The Senegalese village of Sinthiang Bouré is over 44 kilometers away from the nearest town. Unless you are lucky enough to happen upon a motorcycle passing through, the only way to travel from Sinthiang Bouré to other villages is to walk, cycle, or take a donkey cart. This isolation, in addition to no electricity, makes many forms of communication difficult, such as face-to-face meetings with outside community members, television, internet, and even phone use.
Recently, I accompanied Tostan’s Kolda social mobilization team as it traveled to Sinthiang Bouré and other communities in Senegal to raise awareness about topics including female genital cutting (FGC), child/forced marriage, human rights, and democracy. My first night there, a boy named Fallie pointed out a water tower a short distance away. He told me that the tiny light I saw there was the light of a cell phone screen; someone was climbing the tower so they could make a phone call because it was the only way to access the phone network.
Even in this remote location I was surprised to learn that members of the community already knew all about Tostan and our work! While settling in for a village meeting facilitated by the social mobilization team, I was approached by a community member, Ali Diamanka. He told me that he loved the work Tostan was doing. Tostan had never visited Sinthiang Bouré before and we hadn’t even begun to talk about what it is that Tostan does, so I wondered, how did he already know about our work?
Despite obstacles to communication, information about Tostan and our mission to empower communities through knowledge of human rights still reaches these communities through our coordinated outreach approach called organized diffusion. This social mobilization process encourages new ideas and information to be spread organically from person to person and community to community – resulting in entire networks of people being impacted by new knowledge.
Inter-village relationships are a critical part of this process. Families intermarry between communities and thus have extended social networks. The transmission of information from one village to the next via friends and relatives allows for messages to be shared in a culturally relevant way.
During the village meeting, community member Diadia Kandeh demonstrated the effectiveness of the network of intermarrying communities as a vehicle for the spread of information.

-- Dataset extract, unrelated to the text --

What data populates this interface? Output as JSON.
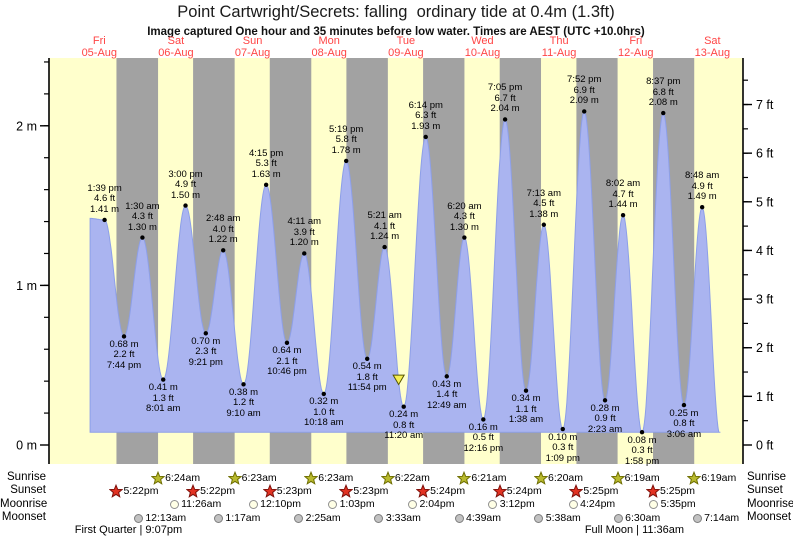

Diadia shared that she too had heard of Tostan and supported our work.
Before she moved to Sinthiang Bouré, she lived in a village that had been invited to an intervillage meeting organized by Tostan. The intervillage meeting she referred to brought together communities hosting Tostan’s Community Empowerment Program (CEP) and the ‘adopted’ villages within their social networks with whom they shared everything that they learned in Tostan class sessions. It provided an opportunity for these communities to exchange ideas and spread information.
Diadia’s village was not participating directly in Tostan’s program, yet they still learned about human rights, health, and democracy though the awareness-raising done by these interconnected communities. Now that Diadia has married into a family in Sinthiang Bouré, what she learned from her participation in an intervillage meeting has been shared with an entirely new community.
Tostan’s strategy of organized diffusion relies on these channels of communication between social networks to ensure that valuable information on issues like human rights and health reaches the greatest number of people and can have the greatest impact. Though remote, Sinthiang Bouré plays a crucial part in this information sharing process.